Richard had found my email and forwarded it to me so I could revise the requirements for materials to repair the stiles, that would be the top priority for tomorrow.
I checked the football results, Preston had lost 2-0 to Brighton. When they were relegated from the old Division 1 in 1960, Brighton and Hove Albion were in Division 3 South. I had assumed we would soon return and I have attended playoff finals for promotion but it increasingly looks like a return is unlikely in my lifetime. This despite the potential crowd probably being greater than Bournemouth, Blackpool, Watford, Burnley, Wigan, Huddersfield, and one or two other clubs that have made it to the premier league in recent years.
There was nothing worth watching on TV so I had a bowl of cereal before retiring for the night at 10:45pm.
Pine near the summit of Lime Craig |
Looking west from Lime Craig |
Ben Ledi |
Stob Binnein and Ben More |
Campsies |
Path along the Cessintully Burn |
Tuesday, 8 September 2020
Tony Abbott is not the Suppository of all Wisdom
Several friends have made comments in recent weeks about being embarrassed to be British. I share their pain as we watch the government's shambolic attempt to manage the pandemic with a little help from their friends.
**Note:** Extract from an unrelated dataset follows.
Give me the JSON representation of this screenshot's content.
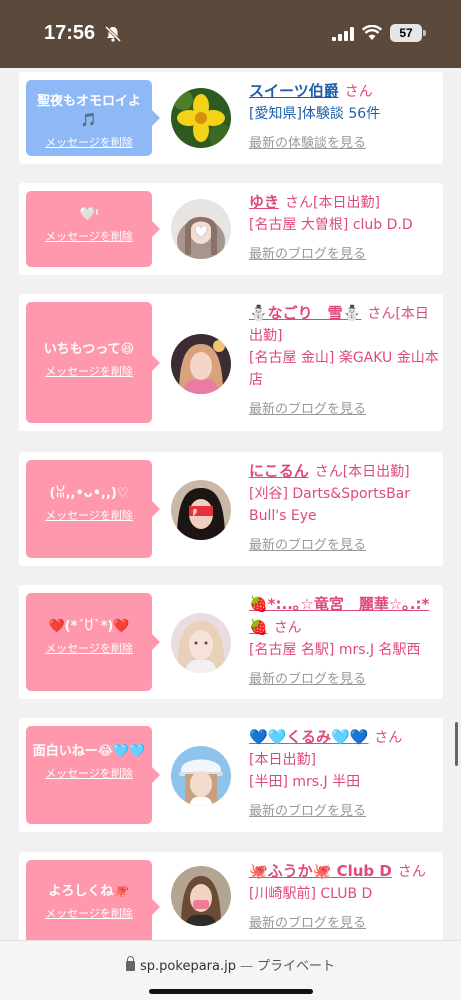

Friends like Dido Harding, companies like Serco and G4S and those private companies, many with financial links to the Conservative Party, that have secured £5bn of contracts for PPE under a loophole that allows normal tendering procedures to be abandoned during an emergency.
Meanwhile, the organisations with the skills and knowledge to deal with the pandemic, like Public Health England and the local Councils have been kept at a distance from the government's centralised control operation. New schemes and proposals emerge without any underlying strategy, lots of money has been wasted on unfulfilled promises by companies with little experience, no accountability to the public and without any outcome agreements.
And now to add insult to these indiscretions we are told that the controversial ex-Australian Prime Minister, Tony Abbott, is to be hired as a Trade Advisor. His CV was extensively exposed by his predecessor as Australian PM Julia Gillard as seen in this much-watched video.
These accusations seem to be bourne out by the experience of my feisty Australian cousin who tells me, "My daughter was manning the Greens stall in Manly when Abbott arrived and starting yelling at her, she was 17. The mother tiger in me took over and gave him the tongue lashing he deserved." Knowing how articulate and assertive my cousin can be I'm not surprised that he has sought asylum in the UK, or that Priti Patel has allowed him in, he has the values and lack of relevant experience that the government seem to cherish.